El voto de los humildes como esperanza
Con la excepción de las elecciones para la presidencia de los Estados Unidos celebradas en 1992, donde votaron el 61,3% de los ciudadanos, desde 1976 no se alcanza el 60% de participación y en las últimas de 2000 votó el 54,7% de la población de 18 años y más. El origen de esta baja participación, como tuve ocasión de señalar en mi colaboración del pasado día 2, estuvo en la también baja inscripción de los ciudadanos en el registro electoral, puesto que de 202,6 millones de potenciales electores sólo se inscribieron 129,5 millones. Además de ello, sólo llegaron a votar 110,8 millones de electores, el 85,5% de los inscritos.
El hecho de que personas de diferentes grupos sociales se registren como electores en muy distinto grado (se inscriben, por ejemplo, el 71,8% de norteamericanos nativos blancos y el 57,2% de negros de origen hispano), unido a que además voten en distintas proporciones (en el ejemplo dado votaron el 86,3% y el 76,2% de los inscritos, respectivamente), lleva a concluir que quienes acaban votando resultan escasamente representativos del conjunto nacional de ciudadanos norteamericanos con derecho a voto, como puede apreciarse también con los datos que proporciona la Oficina de Censos de Estados Unidos.
Así, por ejemplo, en las Elecciones de 2000 sólo votaron el 35,1% de los desempleados, mientras los más integrados trabajadores por cuenta propia votaron en el 60,9% de las ocasiones y los agradecidos trabajadores gubernamentales, que ese año sumaban según dicha oficina la nada despreciable cifra de 19,3 millones, votaron en un 72,4% de casos.
Algo parecido se observa en cualquier otra perspectiva bajo la que se aprecie la participación electoral. De este modo, según el nivel de estudios alcanzado, votaron el 75,5% de los titulados universitarios, algo más del 70% de quienes poseen un título de grado medio y cifras siempre decrecientes conforme disminuye el nivel de estudios, hasta una participación de sólo el 26,8% entre quienes no han conseguido alcanzar el 9º curso escolar.

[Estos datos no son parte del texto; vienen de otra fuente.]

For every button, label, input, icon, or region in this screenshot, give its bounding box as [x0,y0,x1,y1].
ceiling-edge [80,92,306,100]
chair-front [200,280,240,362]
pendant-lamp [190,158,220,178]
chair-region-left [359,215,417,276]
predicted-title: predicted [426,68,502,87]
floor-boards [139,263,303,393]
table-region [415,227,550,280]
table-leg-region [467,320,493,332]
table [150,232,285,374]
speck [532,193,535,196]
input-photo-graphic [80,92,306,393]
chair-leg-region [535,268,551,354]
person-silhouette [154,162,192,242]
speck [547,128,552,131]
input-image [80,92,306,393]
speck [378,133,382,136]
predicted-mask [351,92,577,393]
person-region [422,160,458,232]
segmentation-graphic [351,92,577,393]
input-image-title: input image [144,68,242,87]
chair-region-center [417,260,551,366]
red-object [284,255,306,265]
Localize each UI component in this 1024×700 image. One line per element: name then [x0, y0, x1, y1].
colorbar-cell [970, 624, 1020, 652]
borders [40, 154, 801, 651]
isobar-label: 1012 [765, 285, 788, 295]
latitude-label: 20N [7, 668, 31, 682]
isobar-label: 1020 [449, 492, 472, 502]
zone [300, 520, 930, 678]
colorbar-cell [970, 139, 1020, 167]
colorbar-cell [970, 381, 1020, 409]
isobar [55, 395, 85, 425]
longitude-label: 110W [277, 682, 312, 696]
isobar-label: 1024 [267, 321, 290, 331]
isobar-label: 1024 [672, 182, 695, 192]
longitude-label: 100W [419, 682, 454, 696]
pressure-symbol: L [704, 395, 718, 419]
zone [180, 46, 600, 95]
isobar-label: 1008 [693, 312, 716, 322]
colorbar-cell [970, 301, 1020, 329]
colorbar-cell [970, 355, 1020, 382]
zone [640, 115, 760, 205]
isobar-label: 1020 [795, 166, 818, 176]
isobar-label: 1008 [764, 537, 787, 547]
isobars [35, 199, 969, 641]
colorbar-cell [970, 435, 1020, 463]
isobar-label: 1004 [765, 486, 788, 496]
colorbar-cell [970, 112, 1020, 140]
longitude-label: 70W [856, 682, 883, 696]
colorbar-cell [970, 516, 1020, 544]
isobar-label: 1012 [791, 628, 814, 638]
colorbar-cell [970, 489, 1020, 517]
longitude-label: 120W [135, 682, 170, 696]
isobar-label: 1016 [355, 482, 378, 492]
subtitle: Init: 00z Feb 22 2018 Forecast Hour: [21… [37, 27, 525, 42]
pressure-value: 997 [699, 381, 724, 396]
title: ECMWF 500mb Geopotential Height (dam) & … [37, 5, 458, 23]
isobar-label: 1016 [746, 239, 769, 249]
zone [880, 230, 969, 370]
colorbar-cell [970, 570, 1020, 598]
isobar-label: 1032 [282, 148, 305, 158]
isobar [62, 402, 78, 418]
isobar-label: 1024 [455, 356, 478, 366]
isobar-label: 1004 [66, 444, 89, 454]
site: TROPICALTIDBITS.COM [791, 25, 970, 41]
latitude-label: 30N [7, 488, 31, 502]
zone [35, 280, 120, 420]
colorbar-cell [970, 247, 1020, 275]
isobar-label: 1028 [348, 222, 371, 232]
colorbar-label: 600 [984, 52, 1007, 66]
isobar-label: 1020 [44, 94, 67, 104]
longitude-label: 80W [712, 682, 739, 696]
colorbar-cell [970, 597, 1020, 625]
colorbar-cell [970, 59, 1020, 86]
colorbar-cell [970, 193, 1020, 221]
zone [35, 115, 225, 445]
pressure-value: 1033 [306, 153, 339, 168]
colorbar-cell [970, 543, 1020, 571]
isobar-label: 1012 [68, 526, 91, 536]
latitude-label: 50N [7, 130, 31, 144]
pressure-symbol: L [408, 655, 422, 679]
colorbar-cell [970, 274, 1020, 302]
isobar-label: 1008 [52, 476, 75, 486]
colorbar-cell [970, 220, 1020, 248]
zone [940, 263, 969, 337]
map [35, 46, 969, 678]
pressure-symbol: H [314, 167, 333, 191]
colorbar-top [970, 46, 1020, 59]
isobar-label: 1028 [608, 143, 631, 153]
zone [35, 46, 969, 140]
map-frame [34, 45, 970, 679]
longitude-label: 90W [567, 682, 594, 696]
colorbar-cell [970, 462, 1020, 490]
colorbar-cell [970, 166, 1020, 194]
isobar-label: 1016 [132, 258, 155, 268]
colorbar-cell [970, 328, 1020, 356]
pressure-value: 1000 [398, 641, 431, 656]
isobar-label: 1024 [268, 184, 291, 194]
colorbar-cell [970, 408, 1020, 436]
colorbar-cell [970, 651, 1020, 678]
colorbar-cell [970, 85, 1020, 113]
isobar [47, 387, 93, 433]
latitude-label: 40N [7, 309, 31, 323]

Las mujeres participaron más que los hombres en las elecciones de 2000, el 56,2% frente al 53,1%, respectivamente, pero la edad de los ciudadanos fue mucho más determinante del ejercicio del derecho a sufragio. Así, los porcentajes de votantes decrecen conforme disminuye la edad, con la única salvedad de los mayores de 74 años por posibles problemas de salud, que aun así votaron en un 64,9% de casos. De este modo, el valor máximo de participación, un 69,9%, lo ofrecieron quienes contaban con 64 a 74 años, cifra que va disminuyendo hasta el 32,3% de quienes tenían una edad comprendida entre los 18 y los 24 años.

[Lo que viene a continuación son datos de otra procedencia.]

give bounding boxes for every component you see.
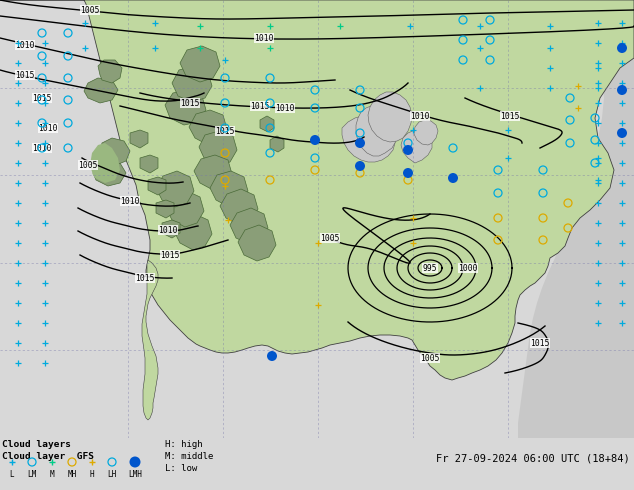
Polygon shape (156, 200, 174, 218)
Text: 995: 995 (423, 264, 437, 272)
Polygon shape (142, 260, 158, 420)
Text: 1015: 1015 (500, 112, 520, 121)
Text: M: middle: M: middle (165, 452, 214, 461)
Polygon shape (199, 131, 237, 166)
Polygon shape (189, 110, 227, 145)
Text: LM: LM (27, 470, 37, 479)
Polygon shape (84, 78, 118, 103)
Text: M: M (49, 470, 55, 479)
Polygon shape (220, 189, 258, 225)
Polygon shape (148, 177, 166, 195)
Polygon shape (518, 0, 634, 438)
Polygon shape (414, 120, 438, 145)
Circle shape (617, 43, 627, 53)
Text: 1010: 1010 (254, 33, 274, 43)
Text: LH: LH (107, 470, 117, 479)
Polygon shape (230, 208, 268, 244)
Polygon shape (194, 155, 232, 190)
Text: 1010: 1010 (158, 225, 178, 235)
Text: 1010: 1010 (38, 123, 58, 132)
Polygon shape (100, 138, 130, 165)
Text: L: L (10, 470, 15, 479)
Text: 1010: 1010 (410, 112, 430, 121)
Text: 1015: 1015 (250, 101, 269, 111)
Text: 1015: 1015 (160, 250, 180, 260)
Polygon shape (98, 60, 122, 83)
Text: 1015: 1015 (180, 98, 200, 107)
Polygon shape (356, 106, 398, 156)
Polygon shape (401, 130, 432, 163)
Polygon shape (162, 220, 180, 238)
Text: 1000: 1000 (458, 264, 478, 272)
Text: L: low: L: low (165, 464, 197, 473)
Polygon shape (156, 171, 194, 207)
Text: 1010: 1010 (275, 103, 295, 113)
Polygon shape (210, 171, 248, 207)
Polygon shape (270, 136, 284, 152)
Text: Cloud layer  GFS: Cloud layer GFS (2, 452, 94, 461)
Text: H: high: H: high (165, 440, 203, 449)
Circle shape (310, 135, 320, 145)
Polygon shape (93, 160, 126, 186)
Text: 1010: 1010 (120, 196, 139, 205)
Text: 1015: 1015 (216, 126, 235, 136)
Polygon shape (172, 66, 212, 102)
Circle shape (617, 128, 627, 138)
Text: 1015: 1015 (15, 71, 35, 79)
Text: 1015: 1015 (32, 94, 52, 102)
Text: Fr 27-09-2024 06:00 UTC (18+84): Fr 27-09-2024 06:00 UTC (18+84) (436, 453, 630, 463)
Circle shape (448, 173, 458, 183)
Text: 1010: 1010 (15, 41, 35, 49)
Circle shape (617, 85, 627, 95)
Text: 1005: 1005 (320, 234, 340, 243)
Text: H: H (89, 470, 94, 479)
Polygon shape (166, 191, 204, 227)
Circle shape (403, 168, 413, 178)
Text: Cloud layers: Cloud layers (2, 440, 71, 449)
Text: 1005: 1005 (420, 353, 440, 363)
Polygon shape (140, 155, 158, 173)
Polygon shape (174, 214, 212, 250)
Text: 1010: 1010 (32, 144, 52, 152)
Polygon shape (260, 116, 274, 132)
Polygon shape (90, 143, 120, 183)
Text: 1005: 1005 (78, 161, 98, 170)
Text: 1015: 1015 (135, 273, 155, 283)
Polygon shape (368, 92, 412, 142)
Polygon shape (180, 46, 220, 82)
Polygon shape (0, 0, 634, 380)
Polygon shape (130, 130, 148, 148)
Polygon shape (165, 90, 206, 125)
Circle shape (129, 457, 141, 467)
Circle shape (355, 138, 365, 148)
Polygon shape (238, 225, 276, 261)
Text: 1015: 1015 (530, 339, 550, 347)
Text: LMH: LMH (128, 470, 142, 479)
Text: 1005: 1005 (81, 5, 100, 15)
Circle shape (355, 161, 365, 171)
Circle shape (403, 145, 413, 155)
Text: MH: MH (67, 470, 77, 479)
Circle shape (267, 351, 277, 361)
Polygon shape (342, 116, 395, 162)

También la raza influye mucho en la participación, puesto que los blancos de origen no hispano votaron en el 60,4% de las ocasiones, los negros norteamericanos se situaron algo por debajo de la media nacional de participación, con un 54,1%, los hispanos votaron en un 27,5% de casos y sólo el 25,4% de los ciudadanos de origen asiático e islas del Pacífico acudieron a votar.

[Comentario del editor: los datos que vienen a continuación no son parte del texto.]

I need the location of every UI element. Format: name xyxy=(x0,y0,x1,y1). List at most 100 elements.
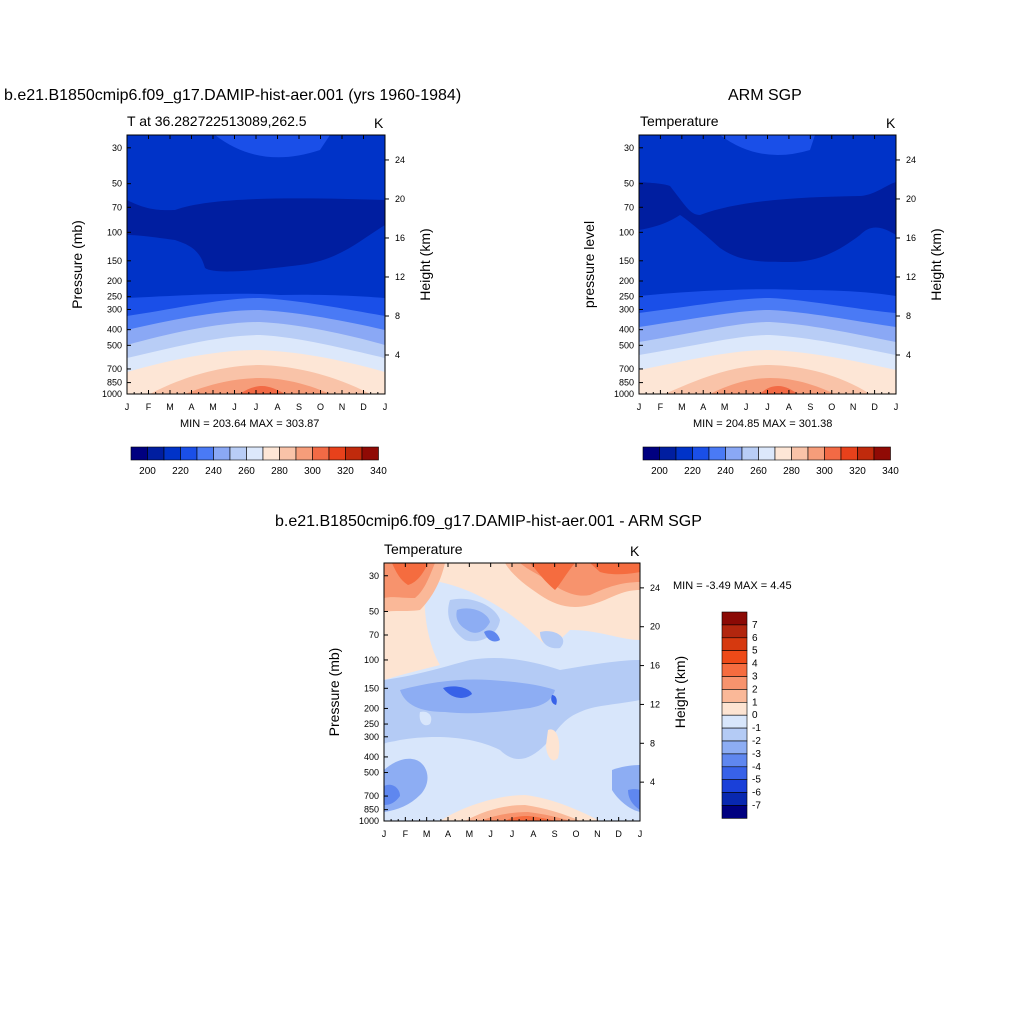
panel2-y-tick-label: 30 xyxy=(624,143,634,153)
panel3-y-tick-label: 500 xyxy=(364,768,379,778)
panel2-y-tick-label: 700 xyxy=(619,364,634,374)
panel3-colorbar-label: -3 xyxy=(752,749,761,760)
panel2-height-tick-label: 24 xyxy=(906,155,916,165)
panel1-ylabel-right: Height (km) xyxy=(417,228,433,300)
panel3-ylabel-right: Height (km) xyxy=(672,656,688,728)
panel1-colorbar-swatch xyxy=(147,446,165,461)
panel1-y-tick-label: 70 xyxy=(112,202,122,212)
panel3-units: K xyxy=(630,543,640,559)
panel3-colorbar-swatch xyxy=(721,663,748,677)
panel3-x-tick-label: O xyxy=(572,829,579,839)
panel2-colorbar-label: 220 xyxy=(684,466,701,477)
panel3-colorbar-label: 1 xyxy=(752,697,758,708)
panel2-colorbar-swatch xyxy=(857,446,875,461)
panel1-colorbar-swatch xyxy=(229,446,247,461)
panel3-ylabel-left: Pressure (mb) xyxy=(326,648,342,737)
panel3-y-tick-label: 150 xyxy=(364,683,379,693)
panel2-colorbar-swatch xyxy=(791,446,809,461)
panel1-y-tick-label: 700 xyxy=(107,364,122,374)
panel3-y-tick-label: 1000 xyxy=(359,816,379,826)
panel1-subtitle: T at 36.282722513089,262.5 xyxy=(127,113,307,129)
panel2-y-tick-label: 150 xyxy=(619,256,634,266)
panel3-colorbar-label: 5 xyxy=(752,646,758,657)
panel3-colorbar-label: -2 xyxy=(752,736,761,747)
panel3-colorbar-label: 0 xyxy=(752,710,758,721)
panel3-colorbar-swatch xyxy=(721,766,748,780)
panel1-x-tick-label: J xyxy=(383,402,388,412)
panel3-subtitle: Temperature xyxy=(384,541,463,557)
panel3-minmax: MIN = -3.49 MAX = 4.45 xyxy=(673,580,792,592)
panel2-height-tick-label: 8 xyxy=(906,311,911,321)
panel1-colorbar-swatch xyxy=(262,446,280,461)
panel1-x-tick-label: J xyxy=(232,402,237,412)
panel1-y-tick-label: 250 xyxy=(107,292,122,302)
panel2-y-tick-label: 70 xyxy=(624,202,634,212)
panel1-y-tick-label: 200 xyxy=(107,276,122,286)
panel2-x-tick-label: J xyxy=(894,402,899,412)
panel2-colorbar-swatch xyxy=(675,446,693,461)
panel1-colorbar-label: 240 xyxy=(205,466,222,477)
panel1-colorbar-swatch xyxy=(361,446,379,461)
panel3-colorbar-swatch xyxy=(721,727,748,742)
panel2-colorbar-swatch xyxy=(741,446,759,461)
panel2-colorbar-swatch xyxy=(774,446,792,461)
panel1-y-tick-label: 30 xyxy=(112,143,122,153)
panel3-y-tick-label: 850 xyxy=(364,805,379,815)
panel3-colorbar-swatch xyxy=(721,753,748,768)
panel1-height-tick-label: 20 xyxy=(395,194,405,204)
panel3-x-tick-label: J xyxy=(382,829,387,839)
panel2-x-tick-label: J xyxy=(744,402,749,412)
panel1-y-tick-label: 500 xyxy=(107,340,122,350)
panel1-colorbar-swatch xyxy=(345,446,363,461)
panel3-height-tick-label: 20 xyxy=(650,622,660,632)
panel2-x-tick-label: S xyxy=(807,402,813,412)
panel2-x-tick-label: O xyxy=(828,402,835,412)
panel3-colorbar-label: -7 xyxy=(752,801,761,812)
panel1-x-tick-label: S xyxy=(296,402,302,412)
panel3-x-tick-label: M xyxy=(466,829,474,839)
panel3-colorbar-swatch xyxy=(721,676,748,690)
panel1-y-tick-label: 1000 xyxy=(102,389,122,399)
panel3-x-tick-label: D xyxy=(615,829,622,839)
panel2-height-tick-label: 20 xyxy=(906,194,916,204)
panel1-colorbar-swatch xyxy=(196,446,214,461)
panel3-x-tick-label: J xyxy=(638,829,643,839)
panel1-colorbar-swatch xyxy=(295,446,313,461)
panel1-height-tick-label: 12 xyxy=(395,272,405,282)
panel2-colorbar-swatch xyxy=(824,446,842,461)
panel3-colorbar-swatch xyxy=(721,701,748,716)
panel1-x-tick-label: D xyxy=(360,402,367,412)
panel3-colorbar-label: 6 xyxy=(752,633,758,644)
panel3-colorbar-label: 7 xyxy=(752,620,758,631)
panel3-height-tick-label: 24 xyxy=(650,583,660,593)
panel1-colorbar-label: 280 xyxy=(271,466,288,477)
panel1-colorbar-swatch xyxy=(130,446,148,461)
panel1-x-tick-label: O xyxy=(317,402,324,412)
panel1-y-tick-label: 400 xyxy=(107,325,122,335)
panel2-subtitle: Temperature xyxy=(640,113,719,129)
panel1-x-tick-label: A xyxy=(188,402,194,412)
panel3-colorbar-label: 3 xyxy=(752,672,758,683)
panel3-height-tick-label: 16 xyxy=(650,661,660,671)
panel2-colorbar-swatch xyxy=(708,446,726,461)
panel3-y-tick-label: 700 xyxy=(364,791,379,801)
panel3-x-tick-label: F xyxy=(403,829,409,839)
panel3-y-tick-label: 50 xyxy=(369,606,379,616)
panel1-minmax: MIN = 203.64 MAX = 303.87 xyxy=(180,418,320,430)
panel2-colorbar-swatch xyxy=(692,446,710,461)
panel3-x-tick-label: J xyxy=(488,829,493,839)
panel1-colorbar-label: 220 xyxy=(172,466,189,477)
panel1-colorbar-swatch xyxy=(279,446,297,461)
panel2-colorbar-label: 300 xyxy=(816,466,833,477)
panel2-height-tick-label: 4 xyxy=(906,350,911,360)
panel2-y-tick-label: 100 xyxy=(619,227,634,237)
panel2-x-tick-label: J xyxy=(637,402,642,412)
panel1-colorbar-label: 340 xyxy=(370,466,387,477)
panel1-y-tick-label: 100 xyxy=(107,227,122,237)
panel2-height-tick-label: 12 xyxy=(906,272,916,282)
panel3-height-tick-label: 4 xyxy=(650,777,655,787)
panel2-colorbar-swatch xyxy=(873,446,891,461)
panel2-colorbar-label: 280 xyxy=(783,466,800,477)
panel3-colorbar-label: 2 xyxy=(752,684,758,695)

Pero la realidad es más radical de lo que muestran las anteriores cifras puesto que, al fin y al cabo, al haber contemplado el fenómeno de la participación bajo perspectivas unidimensionales, los valores medios facilitados ocultan lo que son comportamientos muy dispares.
Así, por ejemplo, con sólo tomar tres variables se puede apreciar que únicamente votaron en el año 2000 el 0,9% de las mujeres de 18 a 24 años con menos del 9º grado escolar, frente al 88% de las mujeres que tenían de 65 a 74 años con titulación superior, o cómo la participación según edad, sexo y raza varió desde el 13,8% de los hombres hispanos de 18 a 24 años hasta el 74,2% de hombres blancos de origen no hispano de 65 a 74 años que acudieron a votar.
De mantenerse en las próximas elecciones esta brutal desigualdad en la participación de diferentes grupos sociales se impedirá, por ejemplo, que las urnas manifiesten en la proporción que debieran el descontento de quienes han incrementado durante el mandato de Bush las cifras millonarias de pobres y de desempleados o de aquellos otros que, por ser jóvenes negros o de origen hispano, son llevados a la guerra de Irak. A diferencia de estos últimos, y siguiendo ahora el testimonio de Michael Moore, parece que sólo hay un joven movilizado entre los descendientes de congresistas y senadores que votaron a favor de esa guerra, según cuenta el propio director de cine en su película Farenheit 9/11 mientras intenta inútilmente entregarles impresos para que alisten a sus hijos.